Anggota DPR Ingatkan: Jangan Sampai Pajak E-commerce Tekan UMKM, Ini Alasannya!
Anggota Komisi VII DPR mengingatkan agar kebijakan Pajak E-commerce tidak membebani UMKM yang menjadi tulang punggung ekonomi, justru harus memperkuat mereka.

Anggota Komisi VII Dewan Perwakilan Rakyat (DPR), Novita Hardini, mengingatkan pemerintah. Kebijakan perpajakan digital atau pajak e-commerce jangan sampai menekan pelaku Usaha Mikro, Kecil, dan Menengah (UMKM). Peringatan ini disampaikan saat kunjungan kerja spesifik ke Danau Toba, Sumatera Utara, pada 25 Juli.
Novita menekankan, di tengah gencarnya digitalisasi ekonomi, perhatian pemerintah seharusnya tidak hanya sebatas pada legalitas dan formalitas. Namun, juga pada keberlanjutan usaha kecil yang rentan terhempas beban regulasi tidak proporsional. UMKM merupakan tulang punggung ekonomi rakyat, bukan perusahaan raksasa.
Pajak e-commerce yang dibebankan pada pelaku usaha kecil dapat menjadi penghambat. Ini berlawanan dengan tujuan mendorong pertumbuhan ekonomi. Fokus saat ini seharusnya diarahkan pada penguatan kapasitas usaha dan edukasi digital yang konkret.
Tantangan Birokrasi dan Kesiapan Ekosistem Digital
Novita Hardini menyoroti realitas di lapangan. Banyak UMKM telah berupaya mengurus legalitas. Ini termasuk sertifikasi halal, hak merek, hingga Perseroan Terbatas (PT) perorangan. Namun, mereka masih menghadapi kendala birokrasi yang lamban.
Sebagai contoh, proses sertifikasi halal bisa memakan waktu lama. Padahal, pelaku usaha didorong untuk formal. Ironisnya, setelah berjuang, mereka justru dihadapkan pada rencana pajak. Kebijakan pajak digital harus mempertimbangkan kondisi ini.
Pajak e-commerce yang dibebankan pada usaha kecil bisa menjadi penghambat. Ini berlawanan dengan tujuan mendorong pertumbuhan. Fokus seharusnya pada penguatan kapasitas usaha dan edukasi digital.
UMKM memerlukan kepastian dalam berusaha. Mereka membutuhkan kestabilan untuk keberlanjutan ekonomi keluarga. Jangan sampai UMKM yang baru belajar bernafas melalui digital, langsung ditekan dengan kebijakan pajak tanpa kesiapan ekosistem.
Kolaborasi Antar Kementerian dan Dampak Nyata
Novita mengapresiasi kolaborasi antar kementerian terkait UMKM. Ini melibatkan Kementerian UMKM, Kementerian Hukum, dan lembaga lainnya. Namun, kolaborasi tidak boleh hanya seremonial.
Ia menekankan pentingnya output dan dampak nyata. Terutama jika menyangkut hajat hidup rakyat kecil. Program pemerintah harus menyentuh langsung kebutuhan UMKM.
Kebutuhan tersebut meliputi pembiayaan, digitalisasi, serta penguatan rantai pasok dan pasar. Legislator dari Dapil 7 Jawa Timur ini berkomitmen mengawal kebijakan pro-UMKM.
Pajak seharusnya tidak menjadi instrumen pembebanan. Sebaliknya, pajak harus menjadi alat pembangunan yang inklusif dan berkeadilan. Jika UMKM kuat, ekonomi nasional juga akan kuat.

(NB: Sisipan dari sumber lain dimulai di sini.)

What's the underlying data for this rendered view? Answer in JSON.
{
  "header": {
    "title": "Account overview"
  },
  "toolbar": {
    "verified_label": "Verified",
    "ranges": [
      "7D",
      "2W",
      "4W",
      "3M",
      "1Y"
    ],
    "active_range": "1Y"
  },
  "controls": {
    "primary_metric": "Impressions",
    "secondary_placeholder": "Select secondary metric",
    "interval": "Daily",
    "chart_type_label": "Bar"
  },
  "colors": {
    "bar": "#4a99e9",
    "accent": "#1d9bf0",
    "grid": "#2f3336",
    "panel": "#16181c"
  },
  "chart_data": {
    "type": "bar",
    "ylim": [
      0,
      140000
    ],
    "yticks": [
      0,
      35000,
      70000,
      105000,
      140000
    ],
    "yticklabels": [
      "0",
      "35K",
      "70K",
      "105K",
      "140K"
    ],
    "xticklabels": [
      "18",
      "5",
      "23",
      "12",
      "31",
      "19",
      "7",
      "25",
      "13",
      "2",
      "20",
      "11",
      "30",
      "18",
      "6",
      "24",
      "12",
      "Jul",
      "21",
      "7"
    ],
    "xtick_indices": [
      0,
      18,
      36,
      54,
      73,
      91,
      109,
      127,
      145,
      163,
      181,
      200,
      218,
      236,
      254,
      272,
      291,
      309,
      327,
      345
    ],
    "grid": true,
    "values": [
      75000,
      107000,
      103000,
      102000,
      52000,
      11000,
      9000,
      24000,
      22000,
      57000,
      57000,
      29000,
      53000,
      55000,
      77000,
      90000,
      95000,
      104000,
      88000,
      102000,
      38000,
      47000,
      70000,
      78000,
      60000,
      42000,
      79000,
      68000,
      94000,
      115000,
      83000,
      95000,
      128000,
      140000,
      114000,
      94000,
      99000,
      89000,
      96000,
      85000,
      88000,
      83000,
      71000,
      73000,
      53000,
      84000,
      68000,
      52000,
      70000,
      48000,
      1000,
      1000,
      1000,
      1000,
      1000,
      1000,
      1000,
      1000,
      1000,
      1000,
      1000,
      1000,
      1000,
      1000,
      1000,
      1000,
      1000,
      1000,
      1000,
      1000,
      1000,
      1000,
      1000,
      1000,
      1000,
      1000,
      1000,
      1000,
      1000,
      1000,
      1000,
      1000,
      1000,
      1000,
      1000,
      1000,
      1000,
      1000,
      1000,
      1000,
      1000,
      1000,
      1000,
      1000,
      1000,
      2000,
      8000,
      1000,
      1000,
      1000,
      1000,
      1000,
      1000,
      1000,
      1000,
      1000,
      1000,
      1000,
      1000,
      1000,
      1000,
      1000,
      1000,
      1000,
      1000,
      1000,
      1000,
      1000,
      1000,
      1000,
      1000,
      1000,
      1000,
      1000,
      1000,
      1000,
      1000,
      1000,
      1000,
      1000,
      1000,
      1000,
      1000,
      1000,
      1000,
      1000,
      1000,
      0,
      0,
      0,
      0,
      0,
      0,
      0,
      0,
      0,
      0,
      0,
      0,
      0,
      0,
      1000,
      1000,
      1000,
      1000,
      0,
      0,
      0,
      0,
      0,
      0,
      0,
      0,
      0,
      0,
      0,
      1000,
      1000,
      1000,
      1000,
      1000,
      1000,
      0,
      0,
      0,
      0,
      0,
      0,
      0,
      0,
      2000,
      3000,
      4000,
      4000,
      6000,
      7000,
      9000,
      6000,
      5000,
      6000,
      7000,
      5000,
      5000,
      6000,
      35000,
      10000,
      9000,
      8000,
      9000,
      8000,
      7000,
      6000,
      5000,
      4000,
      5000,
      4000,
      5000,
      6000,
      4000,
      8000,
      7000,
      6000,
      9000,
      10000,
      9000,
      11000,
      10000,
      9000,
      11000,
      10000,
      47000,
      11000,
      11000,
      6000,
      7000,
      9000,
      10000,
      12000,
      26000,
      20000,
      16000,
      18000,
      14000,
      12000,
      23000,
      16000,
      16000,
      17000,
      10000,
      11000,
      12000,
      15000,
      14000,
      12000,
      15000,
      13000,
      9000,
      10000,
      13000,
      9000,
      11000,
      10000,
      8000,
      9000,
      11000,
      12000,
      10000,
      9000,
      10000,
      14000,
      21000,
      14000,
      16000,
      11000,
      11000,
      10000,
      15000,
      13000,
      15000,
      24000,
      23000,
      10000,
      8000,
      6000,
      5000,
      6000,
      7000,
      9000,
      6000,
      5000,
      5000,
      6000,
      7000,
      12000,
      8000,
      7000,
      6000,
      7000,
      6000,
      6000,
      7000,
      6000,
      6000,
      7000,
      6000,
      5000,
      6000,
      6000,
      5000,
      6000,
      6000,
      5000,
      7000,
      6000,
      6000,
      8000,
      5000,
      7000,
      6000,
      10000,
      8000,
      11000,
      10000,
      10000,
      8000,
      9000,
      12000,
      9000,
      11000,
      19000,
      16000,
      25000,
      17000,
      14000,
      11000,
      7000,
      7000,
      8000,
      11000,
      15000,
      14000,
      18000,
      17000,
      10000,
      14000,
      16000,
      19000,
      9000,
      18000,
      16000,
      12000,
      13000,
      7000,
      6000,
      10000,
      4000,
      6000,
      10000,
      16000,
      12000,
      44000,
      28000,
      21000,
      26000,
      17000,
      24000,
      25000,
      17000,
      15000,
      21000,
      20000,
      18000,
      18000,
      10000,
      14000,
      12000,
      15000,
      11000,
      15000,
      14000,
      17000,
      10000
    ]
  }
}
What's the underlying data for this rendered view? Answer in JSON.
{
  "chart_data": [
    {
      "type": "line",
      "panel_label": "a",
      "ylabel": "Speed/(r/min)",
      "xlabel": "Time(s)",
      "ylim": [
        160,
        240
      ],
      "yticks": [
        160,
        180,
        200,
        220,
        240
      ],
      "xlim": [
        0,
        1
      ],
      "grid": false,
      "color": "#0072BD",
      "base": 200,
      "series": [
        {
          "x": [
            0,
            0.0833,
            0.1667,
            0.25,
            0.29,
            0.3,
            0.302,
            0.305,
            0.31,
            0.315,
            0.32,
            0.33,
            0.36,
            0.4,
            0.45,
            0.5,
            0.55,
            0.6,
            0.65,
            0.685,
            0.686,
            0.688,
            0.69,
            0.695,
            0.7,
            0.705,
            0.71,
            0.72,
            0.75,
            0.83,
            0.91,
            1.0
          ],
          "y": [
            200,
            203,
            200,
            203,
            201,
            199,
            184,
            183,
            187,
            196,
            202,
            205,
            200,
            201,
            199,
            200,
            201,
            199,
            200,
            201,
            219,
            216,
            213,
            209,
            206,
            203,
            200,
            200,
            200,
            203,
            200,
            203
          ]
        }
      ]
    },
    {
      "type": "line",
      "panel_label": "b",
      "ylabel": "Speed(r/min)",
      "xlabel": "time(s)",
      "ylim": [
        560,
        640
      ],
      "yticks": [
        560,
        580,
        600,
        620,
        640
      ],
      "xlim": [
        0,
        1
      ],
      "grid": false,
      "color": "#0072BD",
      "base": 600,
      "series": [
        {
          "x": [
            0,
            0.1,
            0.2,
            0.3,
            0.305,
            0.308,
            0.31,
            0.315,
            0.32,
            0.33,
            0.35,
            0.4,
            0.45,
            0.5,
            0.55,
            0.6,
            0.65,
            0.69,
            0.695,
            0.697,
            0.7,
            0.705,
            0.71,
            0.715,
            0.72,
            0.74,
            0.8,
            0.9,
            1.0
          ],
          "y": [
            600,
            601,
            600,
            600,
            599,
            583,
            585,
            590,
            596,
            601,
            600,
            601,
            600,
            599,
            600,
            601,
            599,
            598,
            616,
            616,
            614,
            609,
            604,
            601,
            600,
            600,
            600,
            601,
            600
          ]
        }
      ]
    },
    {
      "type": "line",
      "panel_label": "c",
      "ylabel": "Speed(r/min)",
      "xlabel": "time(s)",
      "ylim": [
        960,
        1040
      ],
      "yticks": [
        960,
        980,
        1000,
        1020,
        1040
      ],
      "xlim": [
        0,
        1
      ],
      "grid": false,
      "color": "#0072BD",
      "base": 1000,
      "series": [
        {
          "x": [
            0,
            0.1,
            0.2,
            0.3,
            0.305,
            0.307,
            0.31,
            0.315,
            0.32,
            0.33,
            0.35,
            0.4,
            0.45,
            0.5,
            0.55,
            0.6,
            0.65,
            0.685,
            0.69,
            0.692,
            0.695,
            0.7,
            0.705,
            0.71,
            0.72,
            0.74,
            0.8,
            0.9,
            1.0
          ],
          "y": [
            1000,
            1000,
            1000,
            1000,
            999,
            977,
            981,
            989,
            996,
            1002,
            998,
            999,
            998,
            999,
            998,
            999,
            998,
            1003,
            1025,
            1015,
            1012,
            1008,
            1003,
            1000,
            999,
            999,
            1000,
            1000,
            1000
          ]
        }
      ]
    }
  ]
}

Rencana Kebijakan Pajak Penghasilan E-commerce
Kementerian Keuangan (Kemenkeu) tengah merancang kebijakan baru. Kebijakan ini terkait Pajak Penghasilan (PPh) Pasal 22. Targetnya adalah pedagang di platform e-commerce.
Direktorat Jenderal Pajak (DJP) Kemenkeu menjelaskan. Rencana ini merupakan pergeseran mekanisme pembayaran pajak. Sebelumnya, pedagang daring membayar PPh secara mandiri.
Nantinya, lokapasar atau marketplace akan ditunjuk sebagai pemungut PPh 22. Pemungutan ini berlaku atas setiap transaksi pedagang. Kebijakan ini bertujuan menyederhanakan proses.
Direktur Jenderal Strategi Ekonomi dan Fiskal (DJSEF) Kemenkeu, Febrio Kacaribu, menambahkan. Pemerintah akan memberikan pengecualian. Pedagang dengan penghasilan di bawah Rp500 juta per tahun tidak dikenakan PPh 22.